Gemeinschaftsausschuss: Nach "Jahr der sozialen Verteilung" muss "Jahr für die Wirtschaft" folgen

Die jährliche Aussprache der wichtigsten Spitzenverbände der Wirtschaft mit der Bundesregierung legte dringende politische Handlungsfelder offen.

Berlin, 20.01.2015 — Zu einer kritischen Bewertung der Politik der Bundesregierung fanden sich die obersten Repräsentanten der wichtigsten politischen Spitzenverbände im Gemeinschaftsausschuss der Deutschen Gewerblichen Wirtschaft, darunter auch DER MITTELSTANDSVERBUND, zu einer Aussprache mit der Bundesregierung im Bundeswirtschaftsministerium in Berlin ein. 

Der Hausherr, Bundeswirtschafts- und Energieminister Sigmar Gabriel, erSigmar Gabriel, Vizekanzler und Bundesminister für Wirtschaft und Energiemunterte die Wirtschaftsvertreter und die Staatssekretäre Meister und Albrecht aus dem Bundesfinanzministerium und dem Bundesarbeitsministerium, nicht nur den in Kürze erscheinenden Bericht der Bundesregierung zur wirtschaftlichen Lage zu kommentieren, sondern gerade die aktuellen wirtschaftspolitischen Probleme zu erörtern.

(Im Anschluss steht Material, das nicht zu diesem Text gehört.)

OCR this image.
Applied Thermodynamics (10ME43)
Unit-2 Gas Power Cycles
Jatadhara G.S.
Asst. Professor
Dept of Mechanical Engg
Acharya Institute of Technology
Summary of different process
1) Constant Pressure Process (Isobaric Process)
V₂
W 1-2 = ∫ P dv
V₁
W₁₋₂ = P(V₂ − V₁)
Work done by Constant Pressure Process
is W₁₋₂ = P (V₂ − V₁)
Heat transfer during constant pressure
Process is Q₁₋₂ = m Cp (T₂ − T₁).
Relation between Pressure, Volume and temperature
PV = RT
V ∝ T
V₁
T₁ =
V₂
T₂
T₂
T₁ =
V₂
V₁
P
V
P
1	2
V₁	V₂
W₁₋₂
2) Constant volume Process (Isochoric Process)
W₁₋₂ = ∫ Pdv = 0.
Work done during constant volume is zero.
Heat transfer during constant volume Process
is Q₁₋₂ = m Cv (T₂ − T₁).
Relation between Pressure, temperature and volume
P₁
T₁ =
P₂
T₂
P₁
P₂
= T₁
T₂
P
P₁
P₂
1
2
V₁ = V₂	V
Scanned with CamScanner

Erfreulich sei aus seiner Sicht, dass gegenüber den pessimistischen Erwartungen Mitte 2014 am Ende doch, insbesondere dank des gesunkenen Ölpreises, ein Wachstum von rund 1,5 Prozent möglich war. Bei der Energiepolitik sei zwar mit der EEG-Reform ein erster Schritt in Richtung bezahlbarer Energiewende gelungen, jedoch blieben gewaltige Herausforderungen, die es 2015 zu lösen gelte, wie etwa die zu geringe Investitionsquote bei energieintensiven Unternehmen oder der fehlende Kohlekonsens.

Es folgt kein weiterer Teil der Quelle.